そこで言葉を切った土方は、短くなった煙草を灰皿に押し付けて、ニヤリと不敵に笑った。

『俺を雇えば、アンタらにもそれ相応の「お礼」はしてやれるけどな?』



……かくして、土方に押し切られる形で、土方の潜入捜査が始まった。最初は、俺も大丈夫なのだろうか、と心配した。
だって、あの土方がホストだよ?大丈夫なのかと心配するのは当然だろ?土方みたいなタイプは女を口説くことをせずとも女の方から寄って来るから、その辺りの手管はできないだろうし。
俺は何度もホストじゃなくてバーテンを薦めた。だけど、ガンとして聞き入れてくれなくて。
土方がホストとして働き始める初日、心配のあまりスーツやらなんやらを貸してあげる為に、同伴を断って土方を待った。
大丈夫かな、土方。スーツっていっても色々あるし、着こなし方とか教えてあげないといけないよね、とハラハラしていると、新八が金さん!と少し焦ったように俺を呼んだ。多分、土方が来たんだろうな、と思って振り返って、絶句。

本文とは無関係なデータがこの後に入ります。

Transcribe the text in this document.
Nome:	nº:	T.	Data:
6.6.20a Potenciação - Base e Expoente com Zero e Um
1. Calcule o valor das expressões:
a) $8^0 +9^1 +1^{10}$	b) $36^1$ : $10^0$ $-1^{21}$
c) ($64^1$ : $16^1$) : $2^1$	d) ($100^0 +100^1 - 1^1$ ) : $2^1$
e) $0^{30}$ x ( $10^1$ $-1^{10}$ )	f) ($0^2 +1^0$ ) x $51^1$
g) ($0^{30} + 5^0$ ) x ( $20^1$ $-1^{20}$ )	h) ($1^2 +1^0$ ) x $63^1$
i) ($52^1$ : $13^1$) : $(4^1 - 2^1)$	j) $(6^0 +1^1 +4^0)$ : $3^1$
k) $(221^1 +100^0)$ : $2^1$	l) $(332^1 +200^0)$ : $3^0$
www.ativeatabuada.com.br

店の出入り口から現れた土方は、上下とも真っ黒なスーツに身を包んでいた。その光沢は見るからに上質で、値の張るものだと分かる。
そして下に着ている真っ白なシャツは第三ボタンまで外されていた。その白い胸元には、銀色のチェーンがさりげなく光っていて、シンプルながら土方の魅力を引き出す要因の一つになっていた。
だが、何より。
ただそこに立っているだけで、視線が引き寄せられる。そして目が離せなくなる。そんな雰囲気を、土方は纏っていた。
呆然と土方を見詰めていると、土方は周囲の視線を気にすることなく歩き出して、新八と何か話していた。
新八は新八で、予想外な土方の雰囲気に興奮気味だ。きっと頭の中で売上の計算をしているに違いない。
俺も、その姿を見てこれはヤバイかも、と思う。でもその心配はナンバーワンがどうのということではなくて、ただ単純に、こんな姿の土方を前にして、襲い掛からないでいられるのか、ということだけだった。

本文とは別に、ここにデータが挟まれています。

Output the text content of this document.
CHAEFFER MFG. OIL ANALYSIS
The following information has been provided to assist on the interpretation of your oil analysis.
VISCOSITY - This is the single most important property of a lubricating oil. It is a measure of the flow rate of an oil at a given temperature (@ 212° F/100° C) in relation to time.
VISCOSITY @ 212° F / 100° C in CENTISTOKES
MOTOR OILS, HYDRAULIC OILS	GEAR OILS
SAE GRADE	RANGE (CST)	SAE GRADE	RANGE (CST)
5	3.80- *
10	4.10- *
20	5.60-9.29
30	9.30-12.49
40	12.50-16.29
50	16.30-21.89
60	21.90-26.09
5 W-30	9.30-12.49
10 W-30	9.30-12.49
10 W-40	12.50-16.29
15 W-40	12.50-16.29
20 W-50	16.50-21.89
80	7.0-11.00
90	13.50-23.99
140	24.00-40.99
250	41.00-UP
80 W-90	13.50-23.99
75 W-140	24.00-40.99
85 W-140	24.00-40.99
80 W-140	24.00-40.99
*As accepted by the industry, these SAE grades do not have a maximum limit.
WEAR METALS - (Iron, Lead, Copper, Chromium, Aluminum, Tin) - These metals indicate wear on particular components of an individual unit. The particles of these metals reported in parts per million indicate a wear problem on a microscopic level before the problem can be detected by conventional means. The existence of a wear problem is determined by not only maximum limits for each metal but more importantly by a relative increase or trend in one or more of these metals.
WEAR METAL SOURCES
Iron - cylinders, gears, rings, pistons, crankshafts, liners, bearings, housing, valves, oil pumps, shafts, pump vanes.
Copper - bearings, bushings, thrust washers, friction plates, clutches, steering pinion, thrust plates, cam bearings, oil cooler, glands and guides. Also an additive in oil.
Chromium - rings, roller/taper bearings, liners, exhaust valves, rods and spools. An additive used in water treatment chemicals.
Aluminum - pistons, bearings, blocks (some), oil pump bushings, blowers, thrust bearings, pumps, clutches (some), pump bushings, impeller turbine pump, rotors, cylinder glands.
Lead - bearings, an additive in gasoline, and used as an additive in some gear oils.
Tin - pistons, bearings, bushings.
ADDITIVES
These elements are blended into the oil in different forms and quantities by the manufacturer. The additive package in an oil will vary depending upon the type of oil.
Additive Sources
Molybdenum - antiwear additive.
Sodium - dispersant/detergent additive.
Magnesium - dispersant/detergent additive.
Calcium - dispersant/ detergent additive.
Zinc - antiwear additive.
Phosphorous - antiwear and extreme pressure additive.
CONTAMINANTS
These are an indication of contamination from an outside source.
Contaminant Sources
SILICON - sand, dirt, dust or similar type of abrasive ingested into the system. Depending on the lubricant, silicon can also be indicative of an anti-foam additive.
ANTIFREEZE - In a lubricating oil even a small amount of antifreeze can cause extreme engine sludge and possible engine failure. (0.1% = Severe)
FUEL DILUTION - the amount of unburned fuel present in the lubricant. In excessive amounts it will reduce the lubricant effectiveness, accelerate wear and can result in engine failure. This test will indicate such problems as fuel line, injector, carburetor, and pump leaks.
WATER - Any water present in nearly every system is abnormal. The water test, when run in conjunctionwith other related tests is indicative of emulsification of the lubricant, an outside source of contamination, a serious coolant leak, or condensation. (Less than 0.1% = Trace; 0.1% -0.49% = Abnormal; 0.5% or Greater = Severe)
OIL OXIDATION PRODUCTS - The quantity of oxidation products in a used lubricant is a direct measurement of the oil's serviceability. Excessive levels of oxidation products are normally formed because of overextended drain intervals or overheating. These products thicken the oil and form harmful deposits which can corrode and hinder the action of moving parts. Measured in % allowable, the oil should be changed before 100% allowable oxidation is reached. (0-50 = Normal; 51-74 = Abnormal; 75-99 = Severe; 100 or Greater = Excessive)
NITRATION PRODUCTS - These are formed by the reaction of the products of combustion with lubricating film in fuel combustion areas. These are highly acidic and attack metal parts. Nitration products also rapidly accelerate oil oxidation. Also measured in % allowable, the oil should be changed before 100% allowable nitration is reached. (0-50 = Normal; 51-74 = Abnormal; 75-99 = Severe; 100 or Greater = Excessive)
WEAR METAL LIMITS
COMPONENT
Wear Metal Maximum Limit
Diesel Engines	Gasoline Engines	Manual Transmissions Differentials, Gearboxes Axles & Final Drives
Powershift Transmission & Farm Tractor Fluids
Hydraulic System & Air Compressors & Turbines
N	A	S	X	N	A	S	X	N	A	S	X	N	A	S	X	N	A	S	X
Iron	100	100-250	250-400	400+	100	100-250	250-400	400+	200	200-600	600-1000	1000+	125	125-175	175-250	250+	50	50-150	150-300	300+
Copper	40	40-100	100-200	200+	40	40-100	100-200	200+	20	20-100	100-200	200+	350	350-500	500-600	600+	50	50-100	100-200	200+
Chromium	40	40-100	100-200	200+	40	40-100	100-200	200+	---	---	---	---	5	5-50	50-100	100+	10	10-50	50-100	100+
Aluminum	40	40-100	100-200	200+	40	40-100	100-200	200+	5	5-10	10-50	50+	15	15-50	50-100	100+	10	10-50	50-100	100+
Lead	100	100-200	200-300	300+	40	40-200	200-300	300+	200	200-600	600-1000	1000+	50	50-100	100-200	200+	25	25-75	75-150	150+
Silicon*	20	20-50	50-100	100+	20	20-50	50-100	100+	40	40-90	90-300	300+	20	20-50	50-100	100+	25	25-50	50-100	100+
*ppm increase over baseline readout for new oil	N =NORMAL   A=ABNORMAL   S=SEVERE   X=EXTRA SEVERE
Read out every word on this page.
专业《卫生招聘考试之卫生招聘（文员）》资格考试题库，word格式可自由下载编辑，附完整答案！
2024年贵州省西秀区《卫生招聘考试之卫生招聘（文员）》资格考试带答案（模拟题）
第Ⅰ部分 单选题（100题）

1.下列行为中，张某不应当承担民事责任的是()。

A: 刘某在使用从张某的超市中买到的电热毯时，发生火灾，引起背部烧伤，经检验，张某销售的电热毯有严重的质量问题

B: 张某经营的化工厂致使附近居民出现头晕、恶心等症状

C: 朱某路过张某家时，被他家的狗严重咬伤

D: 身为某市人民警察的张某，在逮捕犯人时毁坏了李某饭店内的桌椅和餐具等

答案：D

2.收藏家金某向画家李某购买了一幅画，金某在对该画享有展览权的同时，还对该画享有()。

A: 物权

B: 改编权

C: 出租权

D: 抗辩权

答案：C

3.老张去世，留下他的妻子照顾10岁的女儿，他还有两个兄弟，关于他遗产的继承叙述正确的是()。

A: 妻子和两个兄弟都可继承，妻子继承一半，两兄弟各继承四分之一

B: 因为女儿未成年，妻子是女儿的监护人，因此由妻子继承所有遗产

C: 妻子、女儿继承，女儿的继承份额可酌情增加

案の定、ホストになった土方は、盛大に稼ぎまくった。最初は、見てくれは良くても、土方のあの性格じゃホストは無理だろうと思っていた。女を口説くような性質じゃないだろう、と。
だけど予想に反して、土方は手馴れた様子でヘルプに付いて酒の準備をしたり、煙草の火を付けてあげたり、と、まるで別人のような働きぶりを見せた。
土方が入って今日で五日目になるが、もうすでに指名を取るようになった。そんな土方に他のホストは気に入らない様子だったものの、短期の間だけだと言ってあるし、そこまで重大な問題が起こることはなかった。
おかげさまで、俺はここ数日ずっと悶々とした想いを抱える羽目になった。
だって、そうだろ?好きな子が他の子を口説いているのを、じっと見ていなきゃいけないんだから。